All together, these can work glory.
I came across this article from a few years back as I was doing some work in creational theology. Mark Sprinkle reports on an innovative collaboration between biological science and art in the Summer 2015 issue of Image (“Ecologies of Knowing”).
Botanist Stephen Tonsor and graphic artist Natalie Settles have combined for a number of years to explore what art and science have in common and where they differ as ways of knowing. Settles’ art, like Tonsor’s science, pays detailed attention to ordinary things – twigs, rocks, buds, and a particular kind of grass – in exploring the relationship between individual items and the ideal of the class to which those items belong.

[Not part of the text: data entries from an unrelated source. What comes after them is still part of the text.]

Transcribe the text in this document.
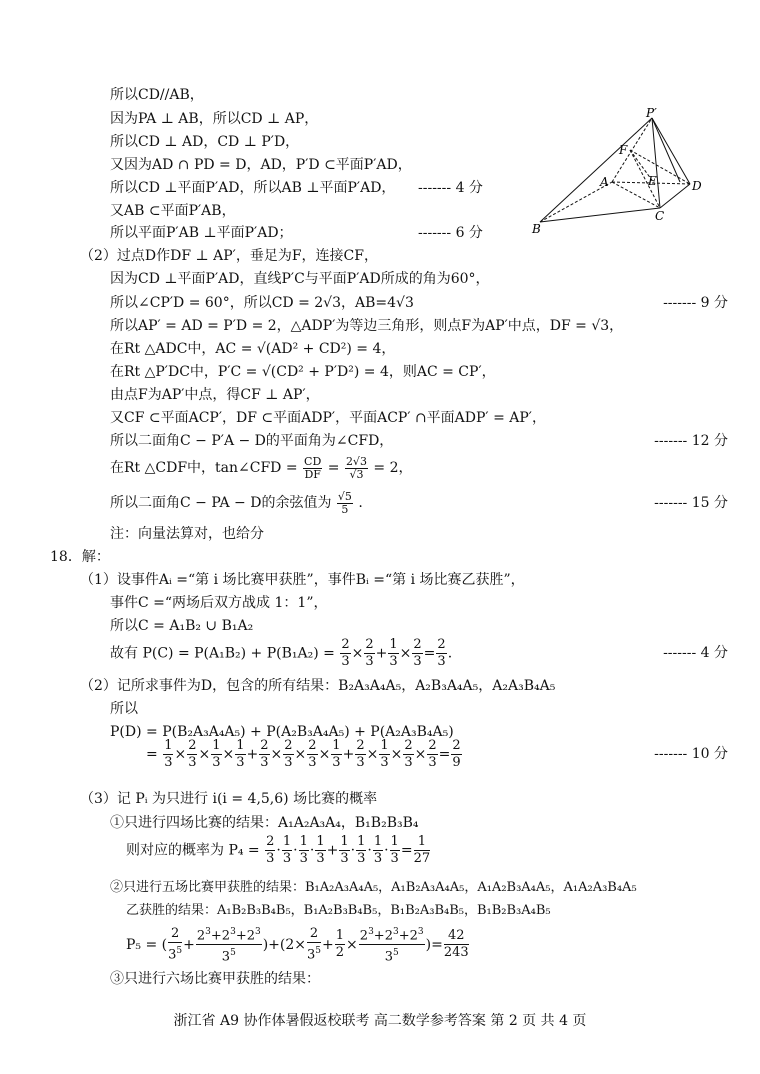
所以CD//AB，
因为PA ⊥ AB，所以CD ⊥ AP，
所以CD ⊥ AD，CD ⊥ P′D，
又因为AD ∩ PD = D，AD，P′D ⊂平面P′AD，
所以CD ⊥平面P′AD，所以AB ⊥平面P′AD， ------- 4 分
又AB ⊂平面P′AB，
所以平面P′AB ⊥平面P′AD；	------- 6 分
P′
F
A	E	D
B
C
（2）过点D作DF ⊥ AP′，垂足为F，连接CF，
因为CD ⊥平面P′AD，直线P′C与平面P′AD所成的角为60°，
所以∠CP′D = 60°，所以CD = 2√3，AB=4√3	------- 9 分
所以AP′ = AD = P′D = 2，△ADP′为等边三角形，则点F为AP′中点，DF = √3，
在Rt △ADC中，AC = √(AD² + CD²) = 4，
在Rt △P′DC中，P′C = √(CD² + P′D²) = 4，则AC = CP′，
由点F为AP′中点，得CF ⊥ AP′，
又CF ⊂平面ACP′，DF ⊂平面ADP′，平面ACP′ ∩平面ADP′ = AP′，
所以二面角C − P′A − D的平面角为∠CFD，	------- 12 分
在Rt △CDF中，tan∠CFD = $\frac{CD}{DF} = \frac{2√3}{√3} = 2$，
所以二面角C − PA − D的余弦值为 $\frac{√5}{5}$ .	------- 15 分
注：向量法算对，也给分
18．解：
（1）设事件Aᵢ =“第 i 场比赛甲获胜”，事件Bᵢ =“第 i 场比赛乙获胜”，
事件C =“两场后双方战成 1：1”，
所以C = A₁B₂ ∪ B₁A₂
故有 $P(C) = P(A_1B_2) + P(B_1A_2) = \frac{2}{3} \times \frac{2}{3} + \frac{1}{3} \times \frac{2}{3} = \frac{2}{3}$ .	------- 4 分
（2）记所求事件为D，包含的所有结果：B₂A₃A₄A₅，A₂B₃A₄A₅，A₂A₃B₄A₅
所以
P(D) = P(B₂A₃A₄A₅) + P(A₂B₃A₄A₅) + P(A₂A₃B₄A₅)
= $\frac{1}{3} \times \frac{2}{3} \times \frac{1}{3} \times \frac{1}{3} + \frac{2}{3} \times \frac{2}{3} \times \frac{2}{3} \times \frac{1}{3} + \frac{2}{3} \times \frac{1}{3} \times \frac{2}{3} \times \frac{2}{3} = \frac{2}{9}$	------- 10 分
（3）记 Pᵢ 为只进行 i(i = 4,5,6) 场比赛的概率
①只进行四场比赛的结果：A₁A₂A₃A₄，B₁B₂B₃B₄
则对应的概率为 $P_4 = \frac{2}{3} \cdot \frac{1}{3} \cdot \frac{1}{3} \cdot \frac{1}{3} + \frac{1}{3} \cdot \frac{1}{3} \cdot \frac{1}{3} \cdot \frac{1}{3} = \frac{1}{27}$
②只进行五场比赛甲获胜的结果：B₁A₂A₃A₄A₅，A₁B₂A₃A₄A₅，A₁A₂B₃A₄A₅，A₁A₂A₃B₄A₅
乙获胜的结果：A₁B₂B₃B₄B₅，B₁A₂B₃B₄B₅，B₁B₂A₃B₄B₅，B₁B₂B₃A₄B₅
P₅ = ( $\frac{2}{3^5} + \frac{2^3+2^3+2^3}{3^5} )+(2\times \frac{2}{3^5} + \frac{1}{2} \times \frac{2^3+2^3+2^3}{3^5}$ )= $\frac{42}{243}$
③只进行六场比赛甲获胜的结果：
浙江省 A9 协作体暑假返校联考 高二数学参考答案 第 2 页 共 4 页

Her art pays loving attention to everyday subjects, bringing out overlooked beauty as a way of gaining a glimpse of God. She considers art an important resource for knowing God and asks of her own art, “What does it mean to embrace art as a tool to see a particular facet of God...?”
Tonsor, too, looks at his work as a scientist as a way to contemplate what the two “variously call the numinous, the divine, or the sacred.” In her work Settles borrows from a 19th century wallpaper artist, thus bringing forward, in new and valuable ways, contributions from the past.
The collaboration of these two reminds us both of the value and limits of each discipline as a way of knowing. Sprinkle derives an important lesson from their work together: “they suggest that only in community – in an ecology of ways of knowing – can we begin to adequately trace the contours of what is.”
Would that our faith communities - our local churches - would have a vision for more such collaborative efforts to help church members realize more of the Presence and glory of God in everyday things.